"That's what I said." The grandmother of six was standing in front of May. "It's like there are little animals running all through my bloodstream." She shivered slightly, her earrings like small, high-pitched bells—the irritating kind.
May looked down at grandma's shoes—expensive shoes, standing on expensive carpeting. Two-year-old Jesus Sanchez—arms straight out—was running in sweeping circles through the living room, dining room, kitchen, pantry, into the dining room again, and past this well-dressed, well-meaning, grandmother who was explaining—during only the second home visit for the first foster child she had ever taken—why May needed to find him a different home.
"But this is his sixth home this year."
"I can't help that." Grandma uncrossed her arms and pushed the heel of one hand in May's direction. She kept the hand low, as though she didn't want May to see—didn't want her self to see—that her right hand was pushing Jesus away.
"Because of . . . the little animals."
The grandmother pursed her lips. "If you must latch on to that." Behind her, Jesus lifted her skirt, threw himself on the floor between her legs, screamed all he had into the bell-shaped hollow the muslin made, then looked hard up into the void, waiting for an answer. His things were already packed and sitting on the porch. It was a perfect blue-sky day—perfect except for May strapping Jesus into his carseat to drive him back to her office again.
"I'm sorry," the grandmother said now that the battle was won. May did not reassure.
She knew Jesus was difficult. For one thing, he liked to scream. His eyes could be silent, locked walls, then light would pierce them—sharp as the sun off a hand-held mirror—and he would scream, bellow really, deep and full as the slow toll of a bell too large for his two-year-old chest to carry.
He was roaring now. He hated the car. Each of his foster parents had tried: Tootsie Rolls, chocolate milk, books that sang and beeped and whirred when you pushed the buttons—but Jesus knew enough about his world to know what cars meant.
In May's world, they meant adjusting rearview mirrors away from teenage mothers who sometimes stood alone, sometimes were held up by boys with caps bent over their eyes, boys who had sworn out statements they would do nothing to help. May made it a practice not to watch as she pulled away, but Jesus' mother—just a girl—was always with her, standing in silence on a cold cement stoop that had no railing to hold.
May found them sleeping on a mattress in the basement, her new boyfriend more full of rage than even the one before.
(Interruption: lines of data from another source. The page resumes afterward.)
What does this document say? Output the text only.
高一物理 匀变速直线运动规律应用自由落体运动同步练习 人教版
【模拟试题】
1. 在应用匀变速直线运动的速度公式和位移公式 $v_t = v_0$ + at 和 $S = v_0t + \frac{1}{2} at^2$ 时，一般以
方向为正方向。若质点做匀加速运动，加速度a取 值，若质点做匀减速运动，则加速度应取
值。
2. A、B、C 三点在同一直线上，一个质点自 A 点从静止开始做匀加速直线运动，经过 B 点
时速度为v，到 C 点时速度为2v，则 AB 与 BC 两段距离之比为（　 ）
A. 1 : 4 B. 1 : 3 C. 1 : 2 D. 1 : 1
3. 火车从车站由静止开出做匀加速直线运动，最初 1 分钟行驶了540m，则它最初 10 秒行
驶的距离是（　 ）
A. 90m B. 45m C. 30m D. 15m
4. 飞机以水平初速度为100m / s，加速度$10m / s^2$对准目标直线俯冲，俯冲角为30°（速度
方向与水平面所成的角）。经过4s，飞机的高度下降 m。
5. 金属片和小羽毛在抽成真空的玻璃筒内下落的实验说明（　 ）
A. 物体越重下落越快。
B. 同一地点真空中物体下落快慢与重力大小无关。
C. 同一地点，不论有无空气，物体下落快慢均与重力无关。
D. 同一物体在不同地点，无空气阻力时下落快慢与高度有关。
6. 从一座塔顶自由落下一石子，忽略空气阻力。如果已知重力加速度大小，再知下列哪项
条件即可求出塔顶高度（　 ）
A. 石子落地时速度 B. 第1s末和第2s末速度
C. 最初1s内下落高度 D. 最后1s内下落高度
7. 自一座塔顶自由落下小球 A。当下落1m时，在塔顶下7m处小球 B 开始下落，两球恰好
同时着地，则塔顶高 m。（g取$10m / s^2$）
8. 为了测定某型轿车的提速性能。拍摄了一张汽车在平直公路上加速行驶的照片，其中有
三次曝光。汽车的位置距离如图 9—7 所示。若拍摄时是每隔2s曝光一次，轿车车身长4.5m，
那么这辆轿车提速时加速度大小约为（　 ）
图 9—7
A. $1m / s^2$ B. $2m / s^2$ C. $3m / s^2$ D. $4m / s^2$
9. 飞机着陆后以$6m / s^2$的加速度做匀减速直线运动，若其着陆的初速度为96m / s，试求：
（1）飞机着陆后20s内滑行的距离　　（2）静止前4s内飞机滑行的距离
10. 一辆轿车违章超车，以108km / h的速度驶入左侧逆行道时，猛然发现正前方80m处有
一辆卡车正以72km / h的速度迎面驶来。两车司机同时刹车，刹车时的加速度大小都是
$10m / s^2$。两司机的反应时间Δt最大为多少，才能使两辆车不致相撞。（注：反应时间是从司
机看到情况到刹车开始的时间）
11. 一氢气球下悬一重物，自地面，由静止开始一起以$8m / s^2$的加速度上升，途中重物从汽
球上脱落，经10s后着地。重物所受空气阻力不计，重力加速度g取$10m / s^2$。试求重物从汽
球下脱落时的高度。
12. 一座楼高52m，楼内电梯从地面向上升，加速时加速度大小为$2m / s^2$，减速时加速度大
It was over quickly, then Jesus was in the car, his cries long, lonely notes; his mother a pillar of earth and stone in the rearview mirror.
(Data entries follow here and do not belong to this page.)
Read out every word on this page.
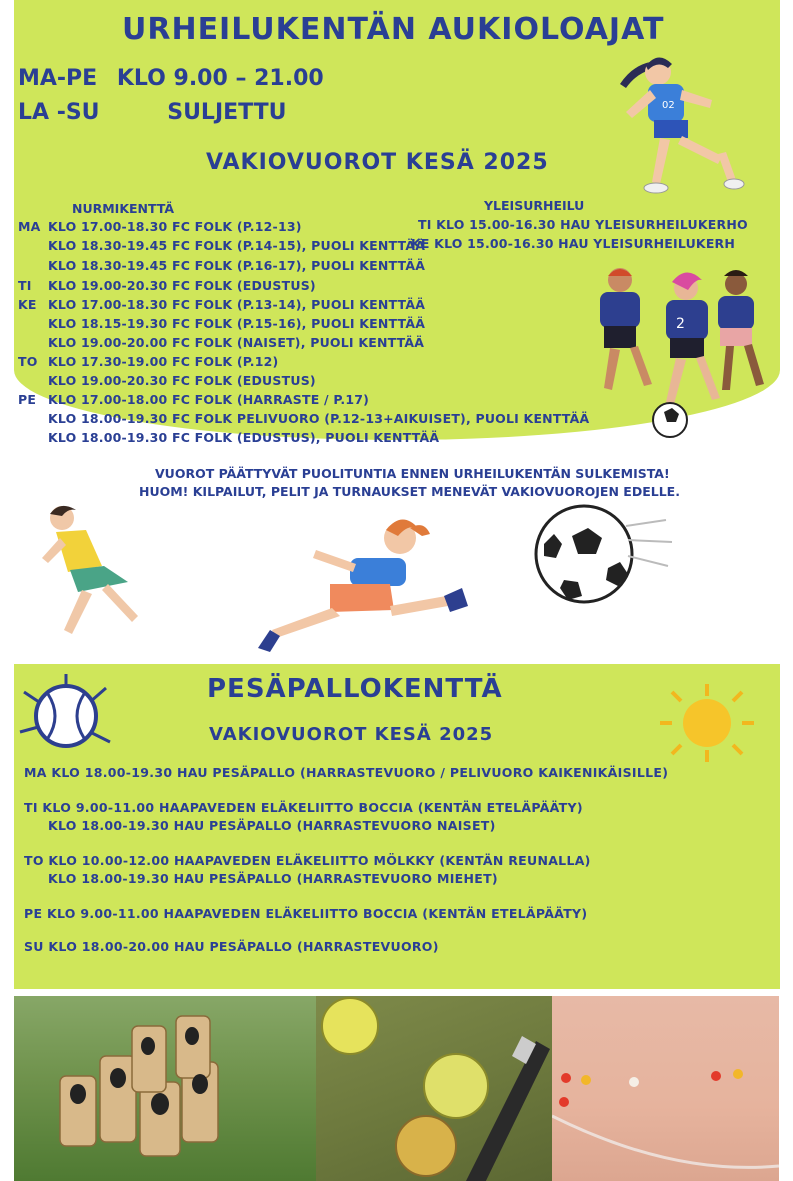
URHEILUKENTÄN AUKIOLOAJAT
MA-PE KLO 9.00 – 21.00
LA -SU	SULJETTU
VAKIOVUOROT KESÄ 2025
02
NURMIKENTTÄ
MA KLO 17.00-18.30 FC FOLK (P.12-13)
KLO 18.30-19.45 FC FOLK (P.14-15), PUOLI KENTTÄÄ
KLO 18.30-19.45 FC FOLK (P.16-17), PUOLI KENTTÄÄ
TI KLO 19.00-20.30 FC FOLK (EDUSTUS)
KE KLO 17.00-18.30 FC FOLK (P.13-14), PUOLI KENTTÄÄ
KLO 18.15-19.30 FC FOLK (P.15-16), PUOLI KENTTÄÄ
KLO 19.00-20.00 FC FOLK (NAISET), PUOLI KENTTÄÄ
TO KLO 17.30-19.00 FC FOLK (P.12)
KLO 19.00-20.30 FC FOLK (EDUSTUS)
PE KLO 17.00-18.00 FC FOLK (HARRASTE / P.17)
KLO 18.00-19.30 FC FOLK PELIVUORO (P.12-13+AIKUISET), PUOLI KENTTÄÄ
KLO 18.00-19.30 FC FOLK (EDUSTUS), PUOLI KENTTÄÄ
YLEISURHEILU
TI KLO 15.00-16.30 HAU YLEISURHEILUKERHO
KE KLO 15.00-16.30 HAU YLEISURHEILUKERH
2
VUOROT PÄÄTTYVÄT PUOLITUNTIA ENNEN URHEILUKENTÄN SULKEMISTA!
HUOM! KILPAILUT, PELIT JA TURNAUKSET MENEVÄT VAKIOVUOROJEN EDELLE.
PESÄPALLOKENTTÄ
VAKIOVUOROT KESÄ 2025
MA KLO 18.00-19.30 HAU PESÄPALLO (HARRASTEVUORO / PELIVUORO KAIKENIKÄISILLE)
TI KLO 9.00-11.00 HAAPAVEDEN ELÄKELIITTO BOCCIA (KENTÄN ETELÄPÄÄTY)
KLO 18.00-19.30 HAU PESÄPALLO (HARRASTEVUORO NAISET)
TO KLO 10.00-12.00 HAAPAVEDEN ELÄKELIITTO MÖLKKY (KENTÄN REUNALLA)
KLO 18.00-19.30 HAU PESÄPALLO (HARRASTEVUORO MIEHET)
PE KLO 9.00-11.00 HAAPAVEDEN ELÄKELIITTO BOCCIA (KENTÄN ETELÄPÄÄTY)
SU KLO 18.00-20.00 HAU PESÄPALLO (HARRASTEVUORO)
May told herself she was saving Jesus from his fate—from having his face plastered over the news, abused, dead. As it was, he had made the news anyway. Maria had turned eighteen, found a job flipping pizzas, and begun fighting to get Jesus back. The south side was plastered with posters shrieking "Bring Jesus Home." The Welfare Warriors were marching on television with large signs, posters of him on his mother's lap, his eyes glossy black, receding into the picture as though they were stones in a river bed calling you into the water.
And now May's sixth attempt at a home more stable and sane than Maria's had ended because this stable, sane grandmother of six was convinced little animals were "running all through her bloodstream."
May flinched as a small shoe hit her head. Jesus had found something to throw. This was one of his favorite things to do—as was biting, kicking, scratching, climbing out of his crib at 3:00 a.m. to pour flour, sugar, or Tupperware filled with pineapple chunks onto the floor. He was not an easy child.
The only thing he hated more than the car was the building May worked in. She had to carry him in on her hip, facing forward, so his punches wouldn't fall square on her face.
A quiet "no" was all her boss could manage when she saw them.
May walked straight past and into the toy room—a small walk-in closet they had painted yellow and stuffed with used toys, sketching a false window on one wall that no one had found time to paint. She sat on the floor and set Jesus down. He ran to the corner, defeated. This was how he spent his time with May, staring at her from a distance, his eyes daggers—no, rocks—thrown in her direction.
Those eyes were closed when she found them. His mother was spooning him on a mattress in that basement, and that moment—before the boy who wasn't the father and had no interest in being one came charging down, before Maria began to scream, before May noticed the paraphernalia scattered on the floor—that moment when they were both asleep was the one that haunted May: two chests rising and falling together as though he had never been born at all, had never been expelled from the womb or thrust into the world, rising and falling as though they were still connected, mother and child, a sacred original cord pulsing between them.
In the silence, now, of Jesus' glare, May wished her eyes had never been opened.